Commitment, on the other hand, is an abbreviation for an inability to move, which is why couples often become heavy together, stiff and slow-moving, eating pounds of food to ensure each other’s immobility. Feeding a lover is like making her swallow an anchor. This is why getting married is described as swallowing iron. Marrying is never referred to as “casting off,” although sometimes the phrase “taking on a passenger” is used.
Relationships fail when the mouth is too small or refuses food. Touching one’s own mouth is the first gesture of masturbation, because it explicitly advertises self-sufficiency. Men grow mustaches and beards to become less attractive to themselves, to decrease the chances of making their partners obsolete. Cultures that eat with their hands are boasting about their lovemaking abilities.

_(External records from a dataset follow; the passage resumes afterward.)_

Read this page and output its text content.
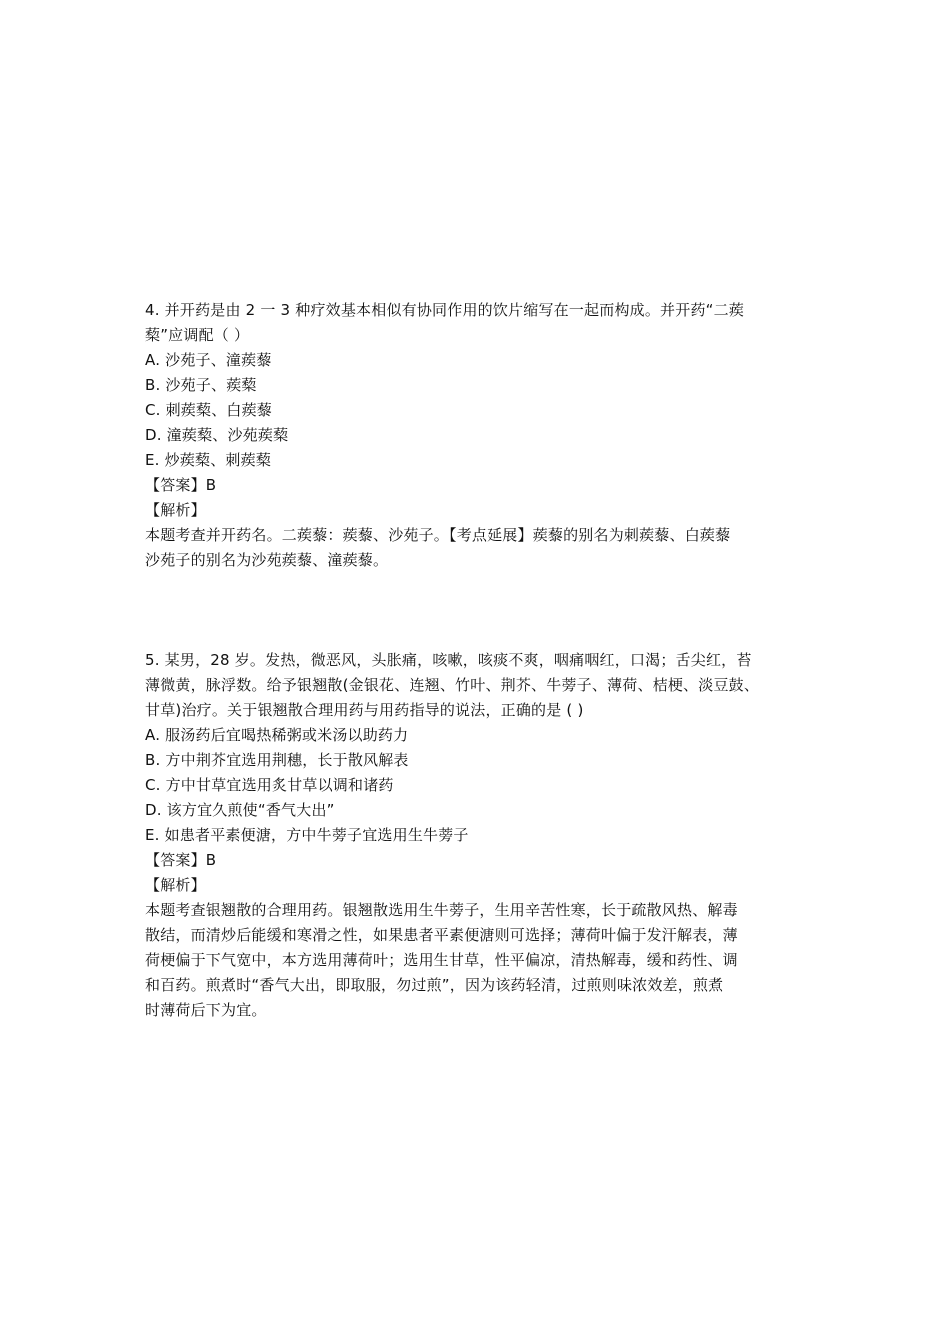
4. 并开药是由 2 一 3 种疗效基本相似有协同作用的饮片缩写在一起而构成。并开药“二蒺
蔾”应调配（ ）
A. 沙苑子、潼蒺藜
B. 沙苑子、蒺蔾
C. 刺蒺蔾、白蒺藜
D. 潼蒺蔾、沙苑蒺蔾
E. 炒蒺蔾、刺蒺蔾
【答案】B
【解析】
本题考查并开药名。二蒺藜：蒺藜、沙苑子。【考点延展】蒺藜的别名为刺蒺藜、白蒺藜
沙苑子的别名为沙苑蒺藜、潼蒺藜。
5. 某男，28 岁。发热，微恶风，头胀痛，咳嗽，咳痰不爽，咽痛咽红，口渴；舌尖红，苔
薄微黄，脉浮数。给予银翘散(金银花、连翘、竹叶、荆芥、牛蒡子、薄荷、桔梗、淡豆鼓、
甘草)治疗。关于银翘散合理用药与用药指导的说法，正确的是 ( )
A. 服汤药后宜喝热稀粥或米汤以助药力
B. 方中荆芥宜选用荆穗，长于散风解表
C. 方中甘草宜选用炙甘草以调和诸药
D. 该方宜久煎使“香气大出”
E. 如患者平素便溏，方中牛蒡子宜选用生牛蒡子
【答案】B
【解析】
本题考查银翘散的合理用药。银翘散选用生牛蒡子，生用辛苦性寒，长于疏散风热、解毒
散结，而清炒后能缓和寒滑之性，如果患者平素便溏则可选择；薄荷叶偏于发汗解表，薄
荷梗偏于下气宽中，本方选用薄荷叶；选用生甘草，性平偏凉，清热解毒，缓和药性、调
和百药。煎煮时“香气大出，即取服，勿过煎”，因为该药轻清，过煎则味浓效差，煎煮
时薄荷后下为宜。
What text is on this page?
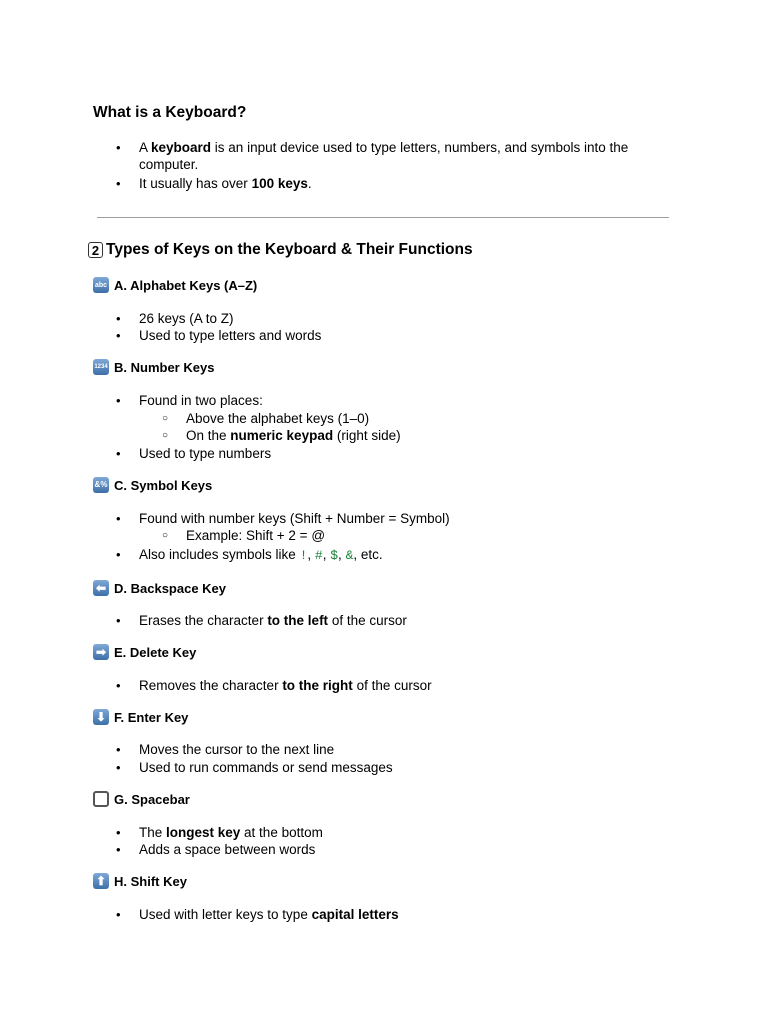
What is a Keyboard?
• A keyboard is an input device used to type letters, numbers, and symbols into the computer.
• It usually has over 100 keys.
2 Types of Keys on the Keyboard & Their Functions
abc A. Alphabet Keys (A–Z)
• 26 keys (A to Z)
• Used to type letters and words
1234 B. Number Keys
• Found in two places:
○ Above the alphabet keys (1–0)
○ On the numeric keypad (right side)
• Used to type numbers
&% C. Symbol Keys
• Found with number keys (Shift + Number = Symbol)
○ Example: Shift + 2 = @
• Also includes symbols like !, #, $, &, etc.
⬅ D. Backspace Key
• Erases the character to the left of the cursor
➡ E. Delete Key
• Removes the character to the right of the cursor
⬇ F. Enter Key
• Moves the cursor to the next line
• Used to run commands or send messages
G. Spacebar
• The longest key at the bottom
• Adds a space between words
⬆ H. Shift Key
• Used with letter keys to type capital letters
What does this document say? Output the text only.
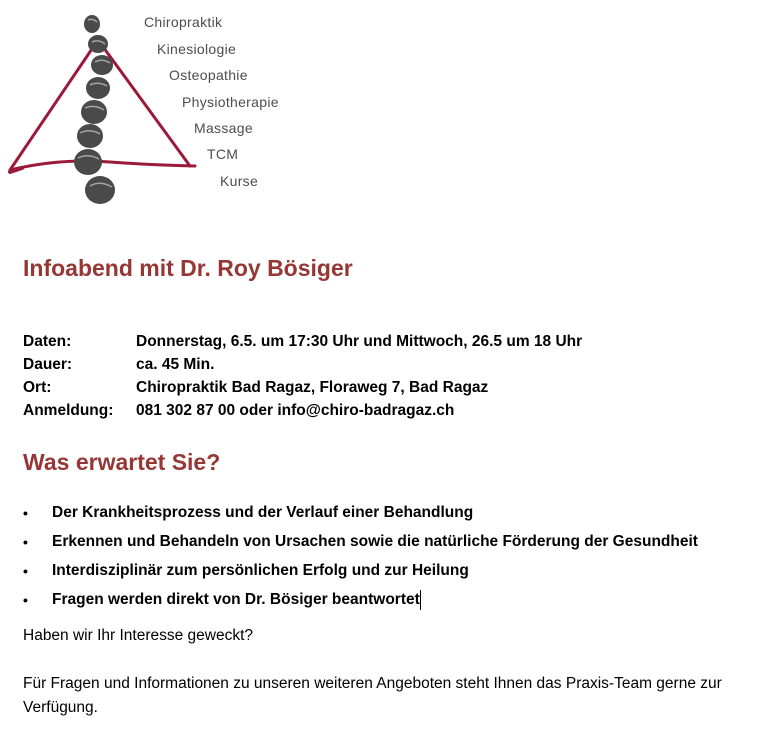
Chiropraktik
Kinesiologie
Osteopathie
Physiotherapie
Massage
TCM
Kurse
Infoabend mit Dr. Roy Bösiger
Daten:	Donnerstag, 6.5. um 17:30 Uhr und Mittwoch, 26.5 um 18 Uhr
Dauer:	ca. 45 Min.
Ort:	Chiropraktik Bad Ragaz, Floraweg 7, Bad Ragaz
Anmeldung:	081 302 87 00 oder info@chiro-badragaz.ch
Was erwartet Sie?
•	Der Krankheitsprozess und der Verlauf einer Behandlung
•	Erkennen und Behandeln von Ursachen sowie die natürliche Förderung der Gesundheit
•	Interdisziplinär zum persönlichen Erfolg und zur Heilung
•	Fragen werden direkt von Dr. Bösiger beantwortet

Haben wir Ihr Interesse geweckt?

Für Fragen und Informationen zu unseren weiteren Angeboten steht Ihnen das Praxis-Team gerne zur Verfügung.
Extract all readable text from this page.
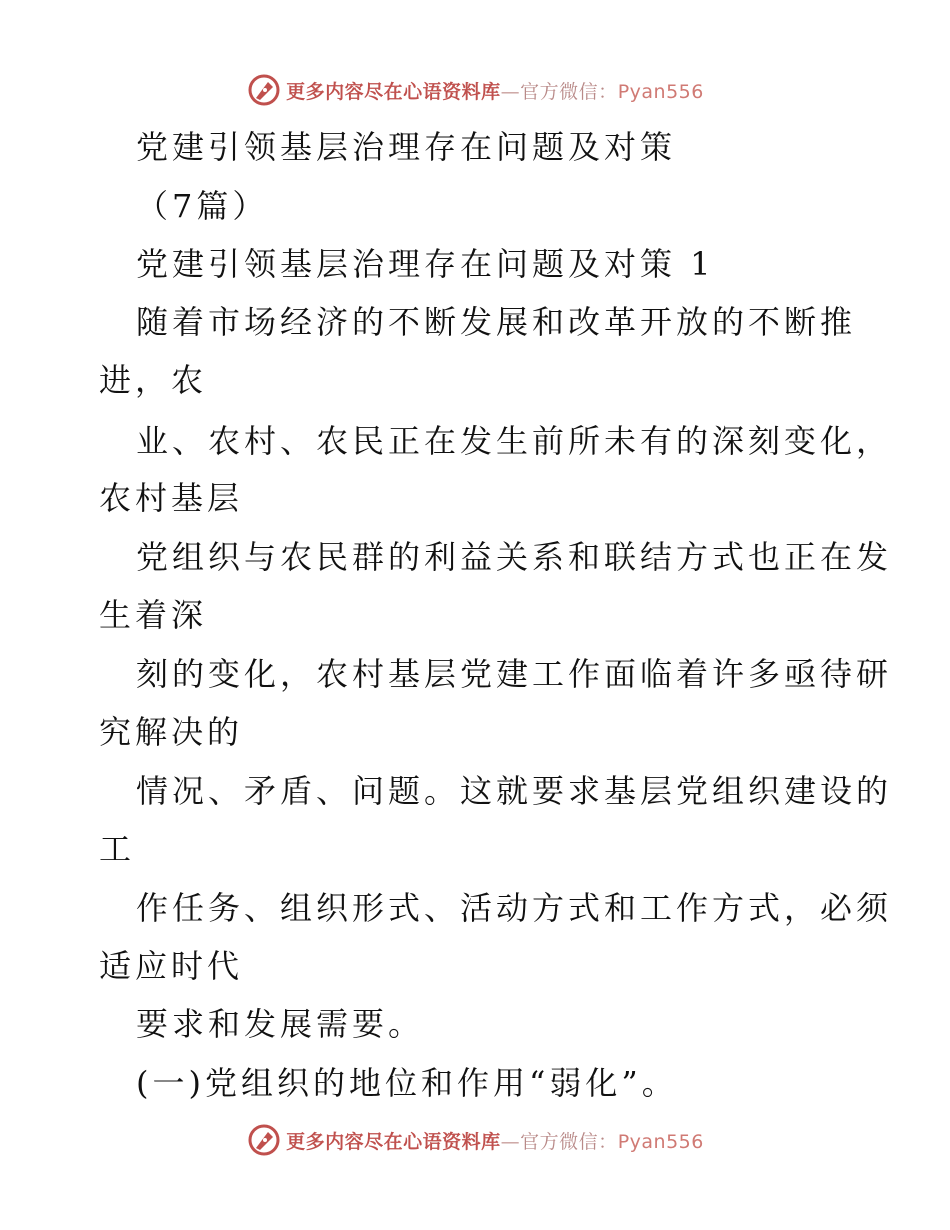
更多内容尽在心语资料库—官方微信：Pyan556
党建引领基层治理存在问题及对策
（7篇）
党建引领基层治理存在问题及对策 1
随着市场经济的不断发展和改革开放的不断推
进，农
业、农村、农民正在发生前所未有的深刻变化，
农村基层
党组织与农民群的利益关系和联结方式也正在发
生着深
刻的变化，农村基层党建工作面临着许多亟待研
究解决的
情况、矛盾、问题。这就要求基层党组织建设的
工
作任务、组织形式、活动方式和工作方式，必须
适应时代
要求和发展需要。
(一)党组织的地位和作用“弱化”。
更多内容尽在心语资料库—官方微信：Pyan556
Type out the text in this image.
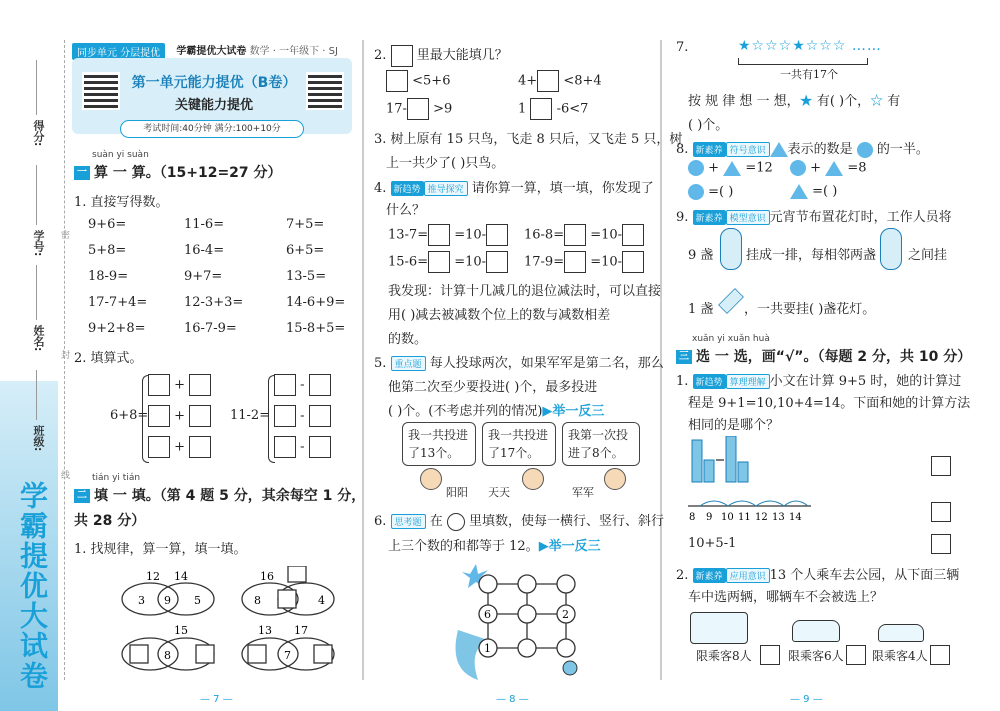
学霸提优大试卷
得分:
学号:
姓名:
班级:
密
封
线
同步单元 分层提优 学霸提优大试卷 数学 · 一年级下 · SJ
第一单元能力提优（B卷）
关键能力提优
考试时间:40分钟 满分:100+10分
suàn yi suàn
一 算 一 算。（15+12=27 分）
1. 直接写得数。
9+6=	11-6=	7+5=
5+8=	16-4=	6+5=
18-9=	9+7=	13-5=
17-7+4=	12-3+3=	14-6+9=
9+2+8=	16-7-9=	15-8+5=
2. 填算式。
6+8=
+
+
+
11-2=
-
-
-
tián yi tián
二 填 一 填。（第 4 题 5 分，其余每空 1 分，
共 28 分）
1. 找规律，算一算，填一填。
12 14
3 9 5
16
8	4
15
8
13 17
7
— 7 —
2. 里最大能填几？
<5+6	4+ <8+4
17- >9	1 -6<7
3. 树上原有 15 只鸟，飞走 8 只后，又飞走 5 只，树
上一共少了( )只鸟。
4. 新趋势 推导探究 请你算一算，填一填，你发现了
什么？
13-7= =10-	16-8= =10-
15-6= =10-	17-9= =10-
我发现：计算十几减几的退位减法时，可以直接
用( )减去被减数个位上的数与减数相差
的数。
5. 重点题 每人投球两次，如果军军是第二名，那么
他第二次至少要投进( )个，最多投进
( )个。(不考虑并列的情况)▶举一反三
我一共投进了13个。
我一共投进了17个。
我第一次投进了8个。
阳阳 天天	军军
6. 思考题 在 里填数，使每一横行、竖行、斜行
上三个数的和都等于 12。▶举一反三
6	2
1
— 8 —
7.	★☆☆☆★☆☆☆ ……
一共有17个
按 规 律 想 一 想，★ 有( )个，☆ 有
( )个。
8. 新素养 符号意识 表示的数是 的一半。
+ =12	+ =8
=( )	=( )
9. 新素养 模型意识 元宵节布置花灯时，工作人员将
9 盏	挂成一排，每相邻两盏 之间挂
1 盏 ，一共要挂( )盏花灯。
xuǎn yi xuǎn huà
三 选 一 选，画“√”。（每题 2 分，共 10 分）
1. 新趋势 算理理解 小文在计算 9+5 时，她的计算过
程是 9+1=10,10+4=14。下面和她的计算方法
相同的是哪个？
8 9 10 11 12 13 14
10+5-1
2. 新素养 应用意识 13 个人乘车去公园，从下面三辆
车中选两辆，哪辆车不会被选上？
限乘客8人	限乘客6人 限乘客4人
— 9 —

I hoped to find the place she wanted to hide, and I suspected her place was hidden on another woman’s body, someone who sulked in her shadow and answered to a different name. Thus an investigation occurred that featured me, in full color, sounding various skins for her secret place, an action more technically known as intercourse, because the man uses his entire body to listen against the skin of another. Often I was obliged to make lust applications to those host bodies that were possibly storing her mystery. Because I was intent on making the future come true, I looked for examples of her everywhere. The bodies that hosted my intercourse often overlapped with the bodies of the people she called friends. They made altogether different sounds and words, and none of us could produce the sound that, in America, had come to pass for her name.